Tra gli effetti della riforma delle pensioni avviata con la manovra finanziaria 2010 e in via di ulteriori modifiche con la manovra 2011 e la imminente delega fiscale, oltre al crollo delle erogazioni INPS, ci sarà l’ammontare dell’assegno pensionistico che toccherà ai giovani d’oggi: non si scenderà sotto il 57% dell’ultimo stipendio per i parasubordinati e 70% per i lavoratori dipendenti, a differenza di quanto ipotizzato finora (circa metà).
Il calcolo tiene in considerazione un fattore determinante: l’innalzamento dell’età minima pensionabile previsto dalla riforma delle pensioni inserita nell’ultima manovra finanziaria.

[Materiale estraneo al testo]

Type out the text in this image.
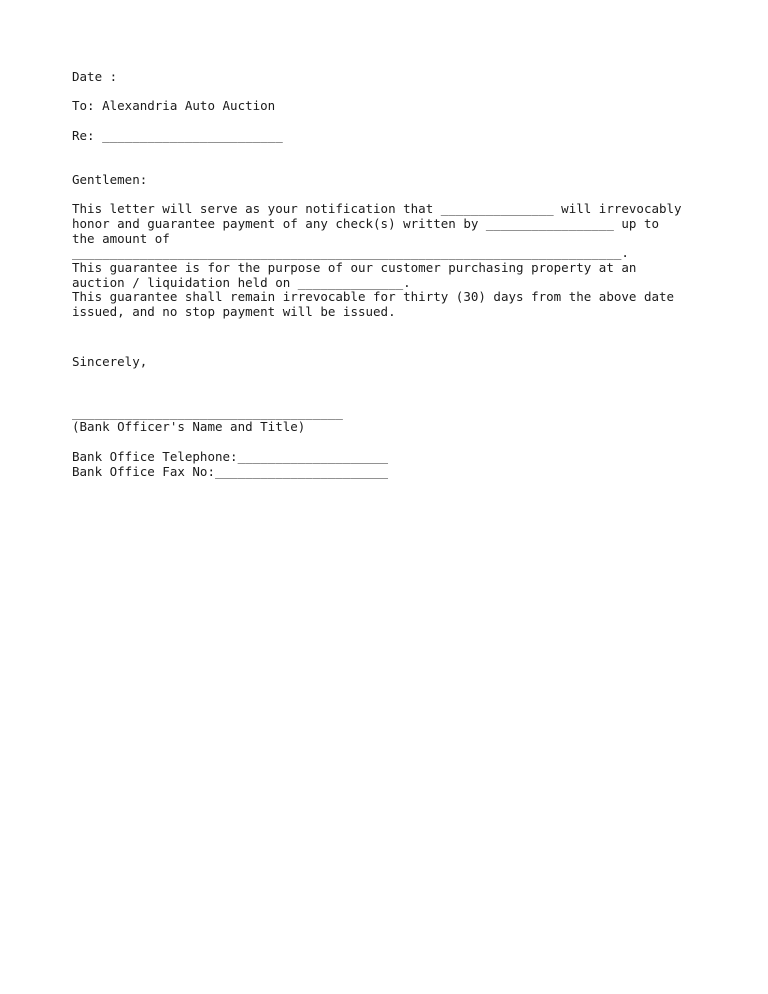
Date :
To: Alexandria Auto Auction
Re: ________________________
Gentlemen:
This letter will serve as your notification that _______________ will irrevocably
honor and guarantee payment of any check(s) written by _________________ up to
the amount of
_________________________________________________________________________.
This guarantee is for the purpose of our customer purchasing property at an
auction / liquidation held on ______________.
This guarantee shall remain irrevocable for thirty (30) days from the above date
issued, and no stop payment will be issued.
Sincerely,
____________________________________
(Bank Officer's Name and Title)
Bank Office Telephone:____________________
Bank Office Fax No:_______________________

Il calcolo della pensione con sistema contributivo, in vigore automaticamente per chi è entrato nel mondo del lavoro successivamente al 1995, fa sì che tanto più a lungo si lavora, più anni di contributi si versano e più alto sarà l’importo della pensione che si percepirà una volta maturati i requisiti.
Fino a qualche tempo fa era possibile percepire una pensione di anzianità al raggiungimento dei 58-60 anni di età con 35 anni di contributi, oppure una pensione di vecchiaia a 65 anni per gli uomini e a 60 per le donne. Per effetto cumulato di finestra mobile, aumento dell’età pensionabile per le donne e adeguamento alle speranze di vita, a chi inizia a lavorare oggi nel 2046 per la prima saranno richiesti i 65 anni e 3 mesi di età (35 di contributi) e per la seconda 69 anni e 3 mesi.
E proprio il passaggio immediato al calcolo contributivo è al centro del dibattito al governo, dove si ipotizza l’eliminazione del calcolo retributivo a favore della forma del pro-rata. Questa una delle correzioni alla riforma previdenziale che si vorrebbero inserire in una delega sull’assistenza attualmente all’esame del Parlamento.
Gli altri prevedono l’abolizione dei trattamenti anticipati, l’anticipo al 2012 e non più dal 2013 dell’innalzamento dei requisiti alla cosiddetta “quota 97” (somma di età anagrafica e contributiva) e l’eliminazione della pensione di anzianità.